Ransomware: To Pay or Not to Pay?

Season 3, Episode 6: Two seasoned cybersecurity professionals, Bryan Willett and Kris Lovejoy, shed light on the dilemma organizations face when hit by ransomware: Should they pay the ransom or not?

Catch this episode on YouTube, Apple, Spotify, Amazon, or Google. You can read the show notes here.

Ransomware: To Pay or Not to Pay? It’s an easy question, and we all have the same ideal answer, but how often does life throw us simplicity? Rarely.
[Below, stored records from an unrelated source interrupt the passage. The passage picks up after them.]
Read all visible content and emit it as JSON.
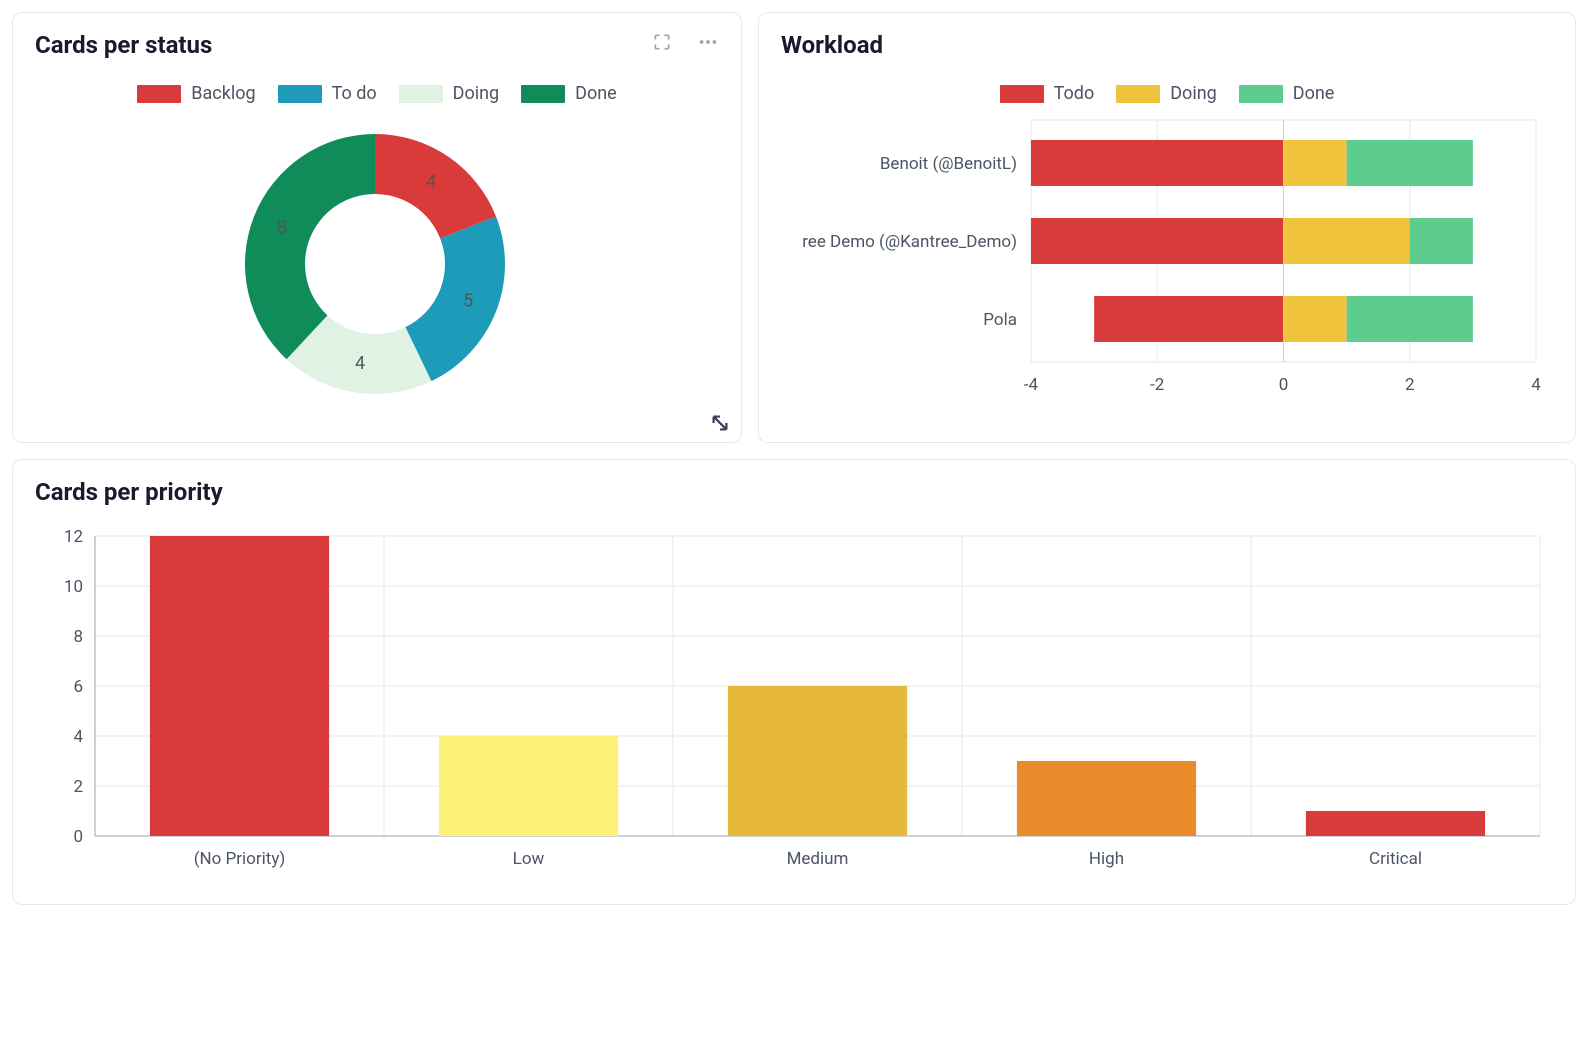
{
  "cards_per_status": {
    "title": "Cards per status",
    "chart_data": {
      "type": "pie",
      "categories": [
        "Backlog",
        "To do",
        "Doing",
        "Done"
      ],
      "values": [
        4,
        5,
        4,
        8
      ],
      "colors": [
        "#d93a3a",
        "#1e9bb8",
        "#dff2e4",
        "#0f8c5a"
      ],
      "donut": true
    }
  },
  "workload": {
    "title": "Workload",
    "chart_data": {
      "type": "bar",
      "orientation": "horizontal-stacked-diverging",
      "categories": [
        "Benoit (@BenoitL)",
        "ree Demo (@Kantree_Demo)",
        "Pola"
      ],
      "series": [
        {
          "name": "Todo",
          "color": "#d93a3a",
          "values": [
            -4,
            -4,
            -3
          ]
        },
        {
          "name": "Doing",
          "color": "#f0c33c",
          "values": [
            1,
            2,
            1
          ]
        },
        {
          "name": "Done",
          "color": "#5ecb8f",
          "values": [
            2,
            1,
            2
          ]
        }
      ],
      "xlim": [
        -4,
        4
      ],
      "xticks": [
        -4,
        -2,
        0,
        2,
        4
      ]
    }
  },
  "cards_per_priority": {
    "title": "Cards per priority",
    "chart_data": {
      "type": "bar",
      "categories": [
        "(No Priority)",
        "Low",
        "Medium",
        "High",
        "Critical"
      ],
      "values": [
        12,
        4,
        6,
        3,
        1
      ],
      "colors": [
        "#d93a3a",
        "#fcf27a",
        "#e7b93a",
        "#e88b2a",
        "#d93a3a"
      ],
      "ylim": [
        0,
        12
      ],
      "yticks": [
        0,
        2,
        4,
        6,
        8,
        10,
        12
      ]
    }
  }
}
This week on Adopting Zero Trust, we continue our conversation that looked at the role cyber insurance plays in organizations and drill into one of the most challenging topics associated with it: Ransomware. And, because this is a heavy subject, we brought in two heavy hitters from past episodes to share their perspectives, Kris Lovejoy and Brian Willett

TL;DR

• Paying ransomware ransoms is a complex decision that depends on various factors, such as the potential impact on the organization's services or employees.
• Having robust and tested backups is crucial in a ransomware situation, but organizations must be prepared for scenarios where ransomware affects backups.
• Cyber insurance can help mitigate the financial impact of ransomware attacks, but organizations should be cautious and consider all the potential outcomes.
• Avoiding ransomware attacks requires a proactive approach, which includes implementing hardening standards, good practices around vulnerability management, enforcing compliance on systems, and having good identity protection.
• AI holds promise in the cybersecurity sector, but its role in ransomware attacks is still in its infancy.